If they did they would realize that scientists are not gods. They are men just like the rest of us. Most of them are routine investigators who merely refine the knowledge which has been discovered. Only occasionally does an Einstein arise with a revolutionary concept of Nature which results in mankind taking a drastically new turn.

Paradoxically, today, when so many look upon science as the cause of many of our problems, as the atom bomb, and also as the means of solving these problems, actually the real causes and solutions of our problems lie in the domain of economics and morality. Surprisingly, an atomic scientist, Dr. Polykarp Kusch, winner of the Nobel prize for physics in 1955, brought this out. He said "the crucial issues of this age are not strongly related to the discovery of new scientific knowledge and the elaboration of new techniques; rather they relate most importantly to having man become attunded to a world that is heavily conditioned by science and technology. …Science cannot do a very large number of things and to assume that science may find a technical solution to all problems is the road to disaster.

The problems facing man are ethical ones and science cannot give answers to those problems. It may help but that is about all. Dr. Kusch said "science, in itself, is not the source of the ethical standards, the moral insight, the wisdom that is needed to make value-judgments; though it is an important ingredient in the making of value-judgments. Social, political and military decisions are made on grounds other than those in which science is authoritative."
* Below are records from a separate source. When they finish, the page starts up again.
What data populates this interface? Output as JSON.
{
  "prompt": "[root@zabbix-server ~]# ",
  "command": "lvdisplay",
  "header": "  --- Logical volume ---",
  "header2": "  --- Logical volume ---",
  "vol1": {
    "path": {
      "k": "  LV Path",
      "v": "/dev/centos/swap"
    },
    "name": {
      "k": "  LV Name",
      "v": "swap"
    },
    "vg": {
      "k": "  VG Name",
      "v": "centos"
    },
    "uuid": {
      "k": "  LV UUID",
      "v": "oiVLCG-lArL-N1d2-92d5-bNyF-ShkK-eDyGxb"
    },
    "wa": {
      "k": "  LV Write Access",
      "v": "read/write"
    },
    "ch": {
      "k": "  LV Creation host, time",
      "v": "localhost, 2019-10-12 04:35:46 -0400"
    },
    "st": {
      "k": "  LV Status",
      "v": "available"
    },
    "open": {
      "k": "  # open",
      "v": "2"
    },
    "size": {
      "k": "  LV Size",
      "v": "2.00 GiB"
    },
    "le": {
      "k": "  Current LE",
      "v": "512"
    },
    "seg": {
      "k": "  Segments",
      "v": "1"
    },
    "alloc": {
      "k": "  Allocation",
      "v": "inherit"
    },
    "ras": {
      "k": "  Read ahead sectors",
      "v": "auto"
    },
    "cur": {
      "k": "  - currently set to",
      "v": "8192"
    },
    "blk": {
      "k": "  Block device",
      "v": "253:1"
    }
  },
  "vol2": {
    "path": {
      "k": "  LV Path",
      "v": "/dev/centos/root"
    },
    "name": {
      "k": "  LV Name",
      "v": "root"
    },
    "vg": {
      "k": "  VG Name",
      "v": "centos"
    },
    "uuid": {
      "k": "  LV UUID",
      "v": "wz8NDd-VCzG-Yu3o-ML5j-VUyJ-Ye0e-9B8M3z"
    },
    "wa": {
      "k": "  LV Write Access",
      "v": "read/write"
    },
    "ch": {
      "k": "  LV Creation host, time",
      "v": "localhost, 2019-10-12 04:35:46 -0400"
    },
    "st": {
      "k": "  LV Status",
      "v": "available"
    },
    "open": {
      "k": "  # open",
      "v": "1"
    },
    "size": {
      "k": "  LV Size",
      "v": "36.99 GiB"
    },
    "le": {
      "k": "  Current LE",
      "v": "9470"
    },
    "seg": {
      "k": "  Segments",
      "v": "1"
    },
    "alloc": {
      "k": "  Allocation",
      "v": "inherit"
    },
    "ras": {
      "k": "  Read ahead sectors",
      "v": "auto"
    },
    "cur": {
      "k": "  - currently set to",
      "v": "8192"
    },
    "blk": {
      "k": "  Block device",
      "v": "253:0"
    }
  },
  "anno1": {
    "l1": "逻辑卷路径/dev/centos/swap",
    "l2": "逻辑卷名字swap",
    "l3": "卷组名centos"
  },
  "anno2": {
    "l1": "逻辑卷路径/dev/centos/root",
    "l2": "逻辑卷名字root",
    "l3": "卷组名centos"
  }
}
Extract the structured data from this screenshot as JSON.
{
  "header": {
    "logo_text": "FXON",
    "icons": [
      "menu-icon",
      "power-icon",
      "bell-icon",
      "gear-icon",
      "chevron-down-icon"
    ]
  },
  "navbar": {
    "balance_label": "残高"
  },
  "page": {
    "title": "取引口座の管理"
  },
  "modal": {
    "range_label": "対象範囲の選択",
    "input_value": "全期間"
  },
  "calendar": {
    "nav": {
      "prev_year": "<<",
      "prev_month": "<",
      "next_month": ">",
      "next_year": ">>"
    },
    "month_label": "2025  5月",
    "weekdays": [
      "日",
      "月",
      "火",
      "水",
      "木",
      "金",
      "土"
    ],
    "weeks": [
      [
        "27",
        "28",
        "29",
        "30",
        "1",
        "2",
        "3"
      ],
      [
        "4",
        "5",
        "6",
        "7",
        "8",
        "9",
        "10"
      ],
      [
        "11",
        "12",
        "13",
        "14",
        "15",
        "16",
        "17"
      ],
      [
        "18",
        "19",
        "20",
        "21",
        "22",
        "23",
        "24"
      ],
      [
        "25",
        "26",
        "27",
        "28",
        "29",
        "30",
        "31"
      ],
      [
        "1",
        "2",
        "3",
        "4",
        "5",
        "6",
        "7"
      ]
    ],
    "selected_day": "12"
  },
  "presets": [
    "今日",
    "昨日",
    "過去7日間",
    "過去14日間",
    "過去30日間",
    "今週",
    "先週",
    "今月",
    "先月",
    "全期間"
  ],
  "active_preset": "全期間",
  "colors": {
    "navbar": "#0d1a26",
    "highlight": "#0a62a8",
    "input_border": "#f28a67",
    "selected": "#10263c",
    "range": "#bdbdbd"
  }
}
And these problems which face the people must be solved by the people. They cannot let the so-called experts solve them. Without realizing it, men people look to the "experts" to solve the great social and economic problems, they are, in effect, adopting the statist concept. They are adopting the belief that they should be told what to do. When they do that they lose their freedom, they 1ose their dignity, and their problems become worse instead of better. Dr. Kusch says "an appalling number of citizens believe that it is up to the scientist to make the judgment, as though he had an especially valid set of values. This leads to an abdication of the right and the responsibility of every mail to participate in the forming the fabric of his society."

To those suffering from the delusion that science will bring utopia Dr. Kusch says "I am quite certain that the mass of men believe that the better world of tomorrow will come through science. I think that the belief ought to be publicly combated. ...You would all agree that the technical excellence of television does not guarantee that it will enrich life to say nothing of demeaning it. ...The point that science alone will not create the good life should be endlessly explored by the press."

The problems today really are the problems which have always been present in man's history -- economic and moral. The fundamental one is how to divide the unequal opportunities of the earth among the equal claimants to those opportunities with justice to all. That is an economic and a moral problem. To the extent that science can help focus man's attention on this problem, to that extent it can be of assistance. But it can never, itself, solve the problem. Henry George recognized that the crucial problem was this one of the just division of the earth's opportunities and warned that unless it was solved, the great civilization we had built would go the way all previous civilizations have gone.

So, our job today is to keep pounding away constantly day after day on this problem and its solution, the broad outlines of which are contained in Henry George's works. This is the really great work of man and those who enlist in it, though they gain nothing material, will have the satisfaction of knowing that they are striving to bring to the world light on this fundamental task which the Almighty gave to man in return for giving him a portion of His Divinity.